She disappeared like a rainbow fading in the blue sky.
He could only see her as an old, ugly woman, but the Vajroyogini saw him for what he was and showed him the direction, which would change his life forever.
Naropa, the scholar saint from Bengal, heralded a rich tradition in Buddhist philosophy. The a is remembered as the lineage holder of the Kagyu (Oral) School of Tibetan Buddhism. It is in his memory that every twelve years, in the ‘Year of the Monkey’, the Naropa Festival is celebrated in Leh.
2016 is a special year in the annals of Buddhism, as it marks the thousand years arrival of the great saint to the land of Ladakh. Infact, he is one of the eighty-four mahasiddhas, the ‘saints’ of Vajrayana. I
t is believed that the vajrayana tradition given by Buddha himself, were transmitted by an unbroken lineage via Tilopa to Naropa, Marpa and Milaropa to present day.
The first mention of Naropa was found in ‘Haraprasad Shastri’s Hajar Bochorer Bouddha Gan ou Dhnoha. Born as a Bengal Brahmin, his life mirrored the life of the Sakyamuni himself. Even as a child he exhibited exceptional qualities. It was only natural, when on coming of age, his decision to go off to Nalanda University and study with scholars. As the gatekeeper of the Northern gate of Nalanda, he gained reputation as a great scholar and a flawless debator and was eventually regarded as the ‘Guardian of the Northern Gates’.
As I read through Keki Daruwalla’s story ‘Naropa’, I became the Bengali saint. One thing led to another and I found myself skimming through Niharanjan Ray’s highly acclaimed magnum opus Bengalir Itihas, I got to know that present day Chittagong in Bangladesh, takes its name from Chaityagram ‘The city of Buddhisht Shrines’. Even Huen Tsang’s account confirms the presence of Viharas (Buddhist monasteries) along with Tirthikas (Hindu Temples). It is said to be the golden era of Bengal, when Bengali Buddhist monks spread Buddhism to Tibet and Sri Lanka.
Stories of Naropa’s quest to find his guru, Tilopa is well known. Twelve minor hardships before he was accepted as a disciple and the twelve major hardships after to his full realization of Mahamudra, shows deep insight into his dedication and the rigour of his training.
He is also the shining example of how a shishya should be. His faith and devotion to his teacher, according to him, helped him attain enlightenment in one lifetime. Even today, he is painted with his guru Tilopa in many a paintings and even tankhas. They were inseparable; they were like the sun and moon. Renowned for their wisdom and profundity of their learnings, Naropa and Tilopa turned the wheels of Dharma countless times in all directions possible.
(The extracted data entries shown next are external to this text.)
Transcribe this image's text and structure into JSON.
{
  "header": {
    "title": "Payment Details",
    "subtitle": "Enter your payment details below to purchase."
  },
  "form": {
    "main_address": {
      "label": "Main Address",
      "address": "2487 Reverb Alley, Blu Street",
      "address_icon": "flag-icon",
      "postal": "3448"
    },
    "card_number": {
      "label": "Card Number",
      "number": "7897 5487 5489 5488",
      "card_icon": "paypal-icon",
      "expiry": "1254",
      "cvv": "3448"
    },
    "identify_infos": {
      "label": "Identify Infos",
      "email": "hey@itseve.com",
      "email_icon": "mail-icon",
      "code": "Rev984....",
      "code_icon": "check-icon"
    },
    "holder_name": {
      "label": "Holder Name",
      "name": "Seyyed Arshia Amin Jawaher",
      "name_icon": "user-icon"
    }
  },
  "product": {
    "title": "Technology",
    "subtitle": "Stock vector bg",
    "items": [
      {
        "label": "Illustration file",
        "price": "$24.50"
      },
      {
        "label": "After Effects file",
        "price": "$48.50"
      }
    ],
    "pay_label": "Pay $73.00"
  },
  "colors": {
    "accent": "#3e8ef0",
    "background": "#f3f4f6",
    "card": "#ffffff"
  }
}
Today, monks, devotees, tourists and even celebrities come together from all over the globe for the Naropa festival. Given the growing size of the festival, it has been quite precisely being titled the ‘Kumbh Mela’ of the Himalayas. Given the distinctive significance of the year, the fourth edition of the celebrations have been made to coincide with the display of the several story silk brocade tapestry bearing the image of the celestial Buddha in the Hemis Monastry.
The entire district breaks out in the riot of colours and reverberates with the sound of music and chantings. The blowing of the conch shells and the beating of the gongs and drums makes the peaceful land purified by the prayer flags vibrant and purified. One of the highlights of the festival this year, is the presence of the reigning head of the Drukpa Order, His Holiness the Gyalwang Drukpa, decked in 6 bone ornaments. The head of the Drukpa is considered to be the reincarnation of Yogi Naropa and the six bone ornaments symbolic of the six dharmas or yogas taught by Naropa. It is believed that those who behold all these six bone ornaments are granted, “liberation on sight”, i.e., they are elevated to gain enlightenment.
In his honour, in the year1974, in Colorado, the university known for Buddhist studies, wherein western liberal arts meet the Eastern traditions, was named Naropa University. As the entire world celebrates this extraordinary human being, it is to be noted that he came back to Phullahari (presently in the state of Bihar) in the last years of his life. Like the fruit, which falls of the tree when it’s ripe, he too came back to where it all started.